Get another role, maybe more challenging or in a position to learn?

I also think that it's a good challenge to your management skills for your
side project.

I'm not sure what kind of product you're building but unless you're already in
the "launch" phase or you've got contacts or something that needs your
personal attention, or it's some special tech only you know, you can (and
maybe should) try to outsource, find a cofounder or something :)

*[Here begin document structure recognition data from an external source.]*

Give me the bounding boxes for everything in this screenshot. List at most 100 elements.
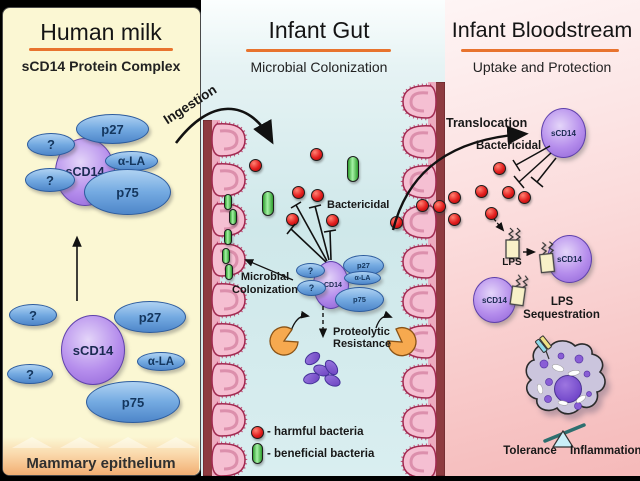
legend-beneficial-icon bbox=[252, 443, 263, 464]
scd14-label: sCD14 bbox=[72, 342, 114, 358]
harmful-bacterium-icon bbox=[286, 213, 299, 226]
harmful-bacterium-icon bbox=[416, 199, 429, 212]
protein-p27-assembled: p27 bbox=[76, 114, 149, 144]
harmful-bacterium-icon bbox=[448, 213, 461, 226]
tlr4-md2-receptor-icon bbox=[535, 335, 552, 353]
scd14-label: sCD14 bbox=[557, 254, 582, 264]
protein-unknown-assembled-1: ? bbox=[27, 133, 75, 156]
alpha-la-label: α-LA bbox=[354, 274, 371, 282]
beneficial-bacterium-icon bbox=[347, 156, 359, 182]
harmful-bacterium-icon bbox=[485, 207, 498, 220]
protein-p75-gut: p75 bbox=[335, 287, 384, 312]
chevron-icon bbox=[108, 437, 148, 448]
lps-sequestration-label-line2: Sequestration bbox=[523, 309, 600, 321]
protein-p75-free: p75 bbox=[86, 381, 180, 423]
milk-title: Human milk bbox=[40, 19, 162, 45]
lps-label: LPS bbox=[502, 257, 522, 268]
unknown-label: ? bbox=[47, 137, 55, 152]
microbial-colonization-label-line1: Microbial bbox=[240, 271, 290, 283]
mammary-epithelium-band bbox=[3, 437, 199, 475]
protein-p75-assembled: p75 bbox=[84, 169, 171, 215]
unknown-label: ? bbox=[46, 172, 54, 188]
p27-label: p27 bbox=[138, 309, 162, 325]
legend-beneficial-label: - beneficial bacteria bbox=[267, 448, 375, 460]
unknown-label: ? bbox=[26, 366, 34, 382]
milk-subtitle: sCD14 Protein Complex bbox=[21, 58, 181, 74]
scd14-circle-blood-2: sCD14 bbox=[547, 235, 592, 283]
blood-subtitle: Uptake and Protection bbox=[472, 59, 612, 75]
harmful-bacterium-icon bbox=[433, 200, 446, 213]
beneficial-bacterium-icon bbox=[222, 248, 230, 264]
legend-harmful-icon bbox=[251, 426, 264, 439]
bactericidal-label-blood: Bactericidal bbox=[476, 140, 542, 152]
beneficial-bacterium-icon bbox=[262, 191, 274, 216]
legend-harmful-label: - harmful bacteria bbox=[267, 426, 364, 438]
scd14-circle-blood-1: sCD14 bbox=[541, 108, 586, 158]
beneficial-bacterium-icon bbox=[224, 229, 232, 245]
beneficial-bacterium-icon bbox=[229, 209, 237, 225]
scd14-circle-blood-3: sCD14 bbox=[473, 277, 516, 323]
macrophage-icon bbox=[525, 335, 606, 415]
harmful-bacterium-icon bbox=[518, 191, 531, 204]
protein-alpha-la-assembled: α-LA bbox=[105, 151, 158, 171]
gut-title: Infant Gut bbox=[268, 17, 370, 43]
inflammation-label: Inflammation bbox=[570, 445, 640, 457]
protein-unknown-free-1: ? bbox=[9, 304, 57, 326]
scd14-label: sCD14 bbox=[551, 128, 576, 138]
macrophage-nucleus bbox=[554, 375, 582, 403]
p75-label: p75 bbox=[116, 184, 139, 200]
receptor-stem bbox=[545, 350, 550, 360]
mammary-epithelium-label: Mammary epithelium bbox=[26, 455, 176, 472]
harmful-bacterium-icon bbox=[475, 185, 488, 198]
scd14-label: sCD14 bbox=[320, 281, 342, 289]
unknown-label: ? bbox=[29, 307, 37, 323]
chevron-icon bbox=[12, 437, 52, 448]
bactericidal-label-gut: Bactericidal bbox=[327, 199, 390, 211]
translocation-label: Translocation bbox=[446, 116, 528, 130]
harmful-bacterium-icon bbox=[502, 186, 515, 199]
protein-unknown-free-2: ? bbox=[7, 364, 53, 384]
beneficial-bacterium-icon bbox=[225, 264, 233, 280]
protein-unknown-gut-1: ? bbox=[296, 263, 325, 278]
unknown-label: ? bbox=[307, 265, 314, 276]
beneficial-bacterium-icon bbox=[224, 194, 232, 210]
harmful-bacterium-icon bbox=[310, 148, 323, 161]
tolerance-label: Tolerance bbox=[503, 445, 557, 457]
lps-sequestration-label-line1: LPS bbox=[550, 296, 574, 308]
alpha-la-label: α-LA bbox=[147, 355, 175, 368]
alpha-la-label: α-LA bbox=[117, 154, 146, 168]
protein-alpha-la-gut: α-LA bbox=[344, 271, 381, 285]
harmful-bacterium-icon bbox=[326, 214, 339, 227]
p27-label: p27 bbox=[101, 121, 124, 137]
blood-accent-rule bbox=[461, 49, 619, 52]
milk-accent-rule bbox=[29, 48, 173, 51]
protein-p27-free: p27 bbox=[114, 301, 186, 333]
p75-label: p75 bbox=[121, 394, 145, 410]
intestinal-wall-right bbox=[399, 82, 445, 476]
harmful-bacterium-icon bbox=[448, 191, 461, 204]
protein-alpha-la-free: α-LA bbox=[137, 352, 185, 371]
scd14-core-free: sCD14 bbox=[61, 315, 125, 385]
chevron-icon bbox=[156, 437, 196, 448]
microbial-colonization-label-line2: Colonization bbox=[232, 284, 298, 296]
harmful-bacterium-icon bbox=[249, 159, 262, 172]
unknown-label: ? bbox=[308, 283, 315, 293]
harmful-bacterium-icon bbox=[390, 216, 403, 229]
harmful-bacterium-icon bbox=[493, 162, 506, 175]
proteolytic-resistance-label-line1: Proteolytic bbox=[333, 326, 390, 338]
scd14-label: sCD14 bbox=[482, 295, 507, 305]
p75-label: p75 bbox=[353, 295, 366, 304]
protein-unknown-assembled-2: ? bbox=[25, 168, 75, 192]
gut-accent-rule bbox=[246, 49, 391, 52]
intestinal-wall-left bbox=[203, 120, 249, 476]
harmful-bacterium-icon bbox=[311, 189, 324, 202]
lps-icon-free bbox=[505, 227, 521, 259]
p27-label: p27 bbox=[357, 261, 370, 270]
harmful-bacterium-icon bbox=[292, 186, 305, 199]
protein-unknown-gut-2: ? bbox=[297, 280, 326, 296]
lps-icon-bound-2 bbox=[509, 274, 529, 307]
gut-subtitle: Microbial Colonization bbox=[250, 59, 388, 75]
lps-icon-bound-1 bbox=[538, 241, 556, 274]
chevron-icon bbox=[60, 437, 100, 448]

You need to find someone that can execute on your vision and communicate
clearly and often, but it's doable. Two of the largest exits here in my
country outsourced most of the coding part of their startups (one was
cofounded by a lawyer, who's now doing a kid-friendly startup. He still can't
code :) ) .

------
jordsmi
If you have a decent paying job and are supporting yourself, I don't see that
as a failure. We all dream of going out and making our own startup, but in
reality it doesn't work out for everyone. Sometimes it is safer to keep
working at your not so great job until you have more room to work on your own
stuff.

------
smattiso
What exactly are your golden handcuffs? I assume you are a developer in the
US? Unless your handcuffs are paying like 300k+ yearly then one thing to
consider is that you can probably find another similarly paying job without
too much work. You definitely don't want to miss out on a huge IPO but sit
down and do the math.

------
b6
Hmm, haven't you answered your own question? What are you doing with your one
and only life? Of course, don't be reckless, but I definitely wouldn't want to
look back and regret playing it safe.

------
wallflower
You can always quit after the IPO.

"If I win the lottery, I'm going to build a charity to do _____"

Truth is, you can start doing a little of what you always dream of doing
before you are ready, you'll never be fully ready.

------
mc_hammer
its just a job, just take it easy and enjoy it while u got it.

u should hire people to do your side biz for u. you could also get a Personal
assistant, or have ur pa manage outsourced coders/etc.

------
mod
You can't screw up.

No matter what you do, it'll feel like the right thing in retrospect.

You'll either slog it out and be proud of your endurance and the safe bet, or
you'll cut your losses and strike out on your own, and be proud of your
bravery and unwillingness to put up with unsavory conditions.

------
godot
I was once in sort-of your situation but I hated my job a little less and I
didn't build a side project. I switched to a different team in that company --
to something both new to me and less stressful than my old team. It was a
world of difference and made it much more bearable. You should definitely try
it. (I did eventually quit anyway after fully vesting.)

------
MalcolmDiggs
Are you responsible for somebody other than yourself? Are there
kids/spouse/whatever that are depending on you to bring home the salary you've
got now?

If not, then you're just doing it all for you. So, you might as well do the
thing that makes you most happy.

------
andkon
just do it.

bonus: you hating your job will help you to take the leap.